Indiana Father Pleads Guilty After Leaving His Baby Alone in a Swing to Die
Nearly two years after a 3-month-old baby girl was found lifeless inside a motel room in Muncie, Indiana, her father, Jacob Vera, has officially pleaded guilty to neglect of a dependent resulting in serious bodily injury — admitting that his careless actions caused the death of his daughter, Isabella Vera.
A Tragic Discovery
According to court documents, police were called to the Bestway Inn on March 25, 2023, after the child’s mother, Jessica Brown, returned from work and found her infant daughter unresponsive. Isabella was still strapped into a baby swing, wrapped tightly in multiple blankets, showing signs of rigor mortis.

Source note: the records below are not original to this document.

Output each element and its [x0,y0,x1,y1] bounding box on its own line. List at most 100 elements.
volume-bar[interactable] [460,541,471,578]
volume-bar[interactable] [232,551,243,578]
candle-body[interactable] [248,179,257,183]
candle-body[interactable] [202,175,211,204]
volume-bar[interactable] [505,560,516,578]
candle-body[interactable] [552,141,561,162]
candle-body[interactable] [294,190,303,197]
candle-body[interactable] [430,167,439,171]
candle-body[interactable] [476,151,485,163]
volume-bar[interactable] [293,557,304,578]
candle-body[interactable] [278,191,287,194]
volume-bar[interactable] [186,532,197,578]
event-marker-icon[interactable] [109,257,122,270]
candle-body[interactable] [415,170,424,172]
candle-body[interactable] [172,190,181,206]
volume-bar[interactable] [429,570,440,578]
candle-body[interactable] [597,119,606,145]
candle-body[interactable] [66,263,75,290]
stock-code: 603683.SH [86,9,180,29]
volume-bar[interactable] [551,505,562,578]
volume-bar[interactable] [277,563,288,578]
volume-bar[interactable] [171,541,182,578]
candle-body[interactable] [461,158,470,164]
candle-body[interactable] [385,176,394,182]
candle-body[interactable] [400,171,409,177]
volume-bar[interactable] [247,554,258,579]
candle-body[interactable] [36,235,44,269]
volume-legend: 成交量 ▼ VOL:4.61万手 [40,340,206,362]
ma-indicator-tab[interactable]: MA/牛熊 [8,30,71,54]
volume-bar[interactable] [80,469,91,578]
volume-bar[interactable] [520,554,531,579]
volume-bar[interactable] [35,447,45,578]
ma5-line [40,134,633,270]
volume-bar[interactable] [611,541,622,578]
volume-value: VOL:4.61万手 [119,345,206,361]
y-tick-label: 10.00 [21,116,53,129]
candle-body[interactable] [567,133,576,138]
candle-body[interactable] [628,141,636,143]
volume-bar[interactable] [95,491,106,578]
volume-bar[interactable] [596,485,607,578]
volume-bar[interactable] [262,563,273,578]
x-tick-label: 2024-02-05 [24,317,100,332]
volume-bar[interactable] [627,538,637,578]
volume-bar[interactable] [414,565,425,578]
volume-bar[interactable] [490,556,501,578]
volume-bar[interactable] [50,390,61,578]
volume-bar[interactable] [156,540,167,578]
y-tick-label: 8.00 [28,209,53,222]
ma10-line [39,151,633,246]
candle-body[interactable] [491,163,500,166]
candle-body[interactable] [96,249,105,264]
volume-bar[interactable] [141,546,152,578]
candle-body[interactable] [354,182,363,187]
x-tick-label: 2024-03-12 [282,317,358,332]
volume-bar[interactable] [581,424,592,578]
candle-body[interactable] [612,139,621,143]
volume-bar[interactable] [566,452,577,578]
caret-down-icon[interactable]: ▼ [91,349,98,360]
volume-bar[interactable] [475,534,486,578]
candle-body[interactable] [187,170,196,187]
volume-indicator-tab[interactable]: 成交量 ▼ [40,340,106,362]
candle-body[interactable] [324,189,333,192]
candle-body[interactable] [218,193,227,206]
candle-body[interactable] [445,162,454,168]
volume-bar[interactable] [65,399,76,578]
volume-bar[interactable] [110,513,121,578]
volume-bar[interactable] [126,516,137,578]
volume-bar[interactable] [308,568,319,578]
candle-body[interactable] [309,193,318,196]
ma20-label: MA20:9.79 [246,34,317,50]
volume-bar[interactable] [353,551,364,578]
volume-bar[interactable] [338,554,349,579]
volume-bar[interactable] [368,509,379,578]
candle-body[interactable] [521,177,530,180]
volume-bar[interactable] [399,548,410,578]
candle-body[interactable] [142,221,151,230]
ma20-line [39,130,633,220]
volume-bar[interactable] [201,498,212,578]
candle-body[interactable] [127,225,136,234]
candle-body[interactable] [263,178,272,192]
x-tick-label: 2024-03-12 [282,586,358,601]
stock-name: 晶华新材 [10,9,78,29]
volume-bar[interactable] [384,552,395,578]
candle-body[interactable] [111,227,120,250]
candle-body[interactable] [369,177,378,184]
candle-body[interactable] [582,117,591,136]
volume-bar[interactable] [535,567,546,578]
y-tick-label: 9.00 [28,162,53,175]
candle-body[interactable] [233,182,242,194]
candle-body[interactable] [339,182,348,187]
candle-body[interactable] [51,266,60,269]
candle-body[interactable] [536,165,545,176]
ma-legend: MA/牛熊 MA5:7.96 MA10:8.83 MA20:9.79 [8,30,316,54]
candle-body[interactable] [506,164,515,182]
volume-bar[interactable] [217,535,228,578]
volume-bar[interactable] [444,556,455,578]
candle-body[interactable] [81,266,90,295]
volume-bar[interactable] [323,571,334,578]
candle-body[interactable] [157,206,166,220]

The coroner later confirmed asphyxiation as the cause of death.
Investigators say Vera left Isabella and her 16-month-old sister alone in the motel room for hours while he drove to Illinois. When questioned, he told officers he needed to “get away” and “avoid drama” with Brown — words that prosecutors say have haunted everyone who’s heard them.
What Happened That Day
Detectives found that Vera had swaddled the baby too tightly, covered her face with an additional blanket, and left her unattended while the air inside the room grew warm. He later texted the children’s mother casually, not mentioning he’d abandoned them.
Security footage showed Vera leaving the motel with a backpack, catching a ride to another state, and buying gas along the way.
When Brown came home, she found her baby already gone — and her toddler crying nearby. “I lost everything in less than a day,” she told local news outlets.
The Guilty Plea and What Comes Next
Vera, now 22, entered his plea earlier this month. He will remain behind bars until his sentencing on December 1, 2025. Prosecutors are pushing for a lengthy prison sentence, calling the case “an unthinkable act of neglect driven by selfishness.”
Community members in Muncie have since organized small vigils and online memorials for baby Isabella, turning her name into a symbol of awareness about infant neglect and domestic instability.
“This wasn’t just a mistake,” one neighbor said. “It was a choice — and a little girl paid the price.”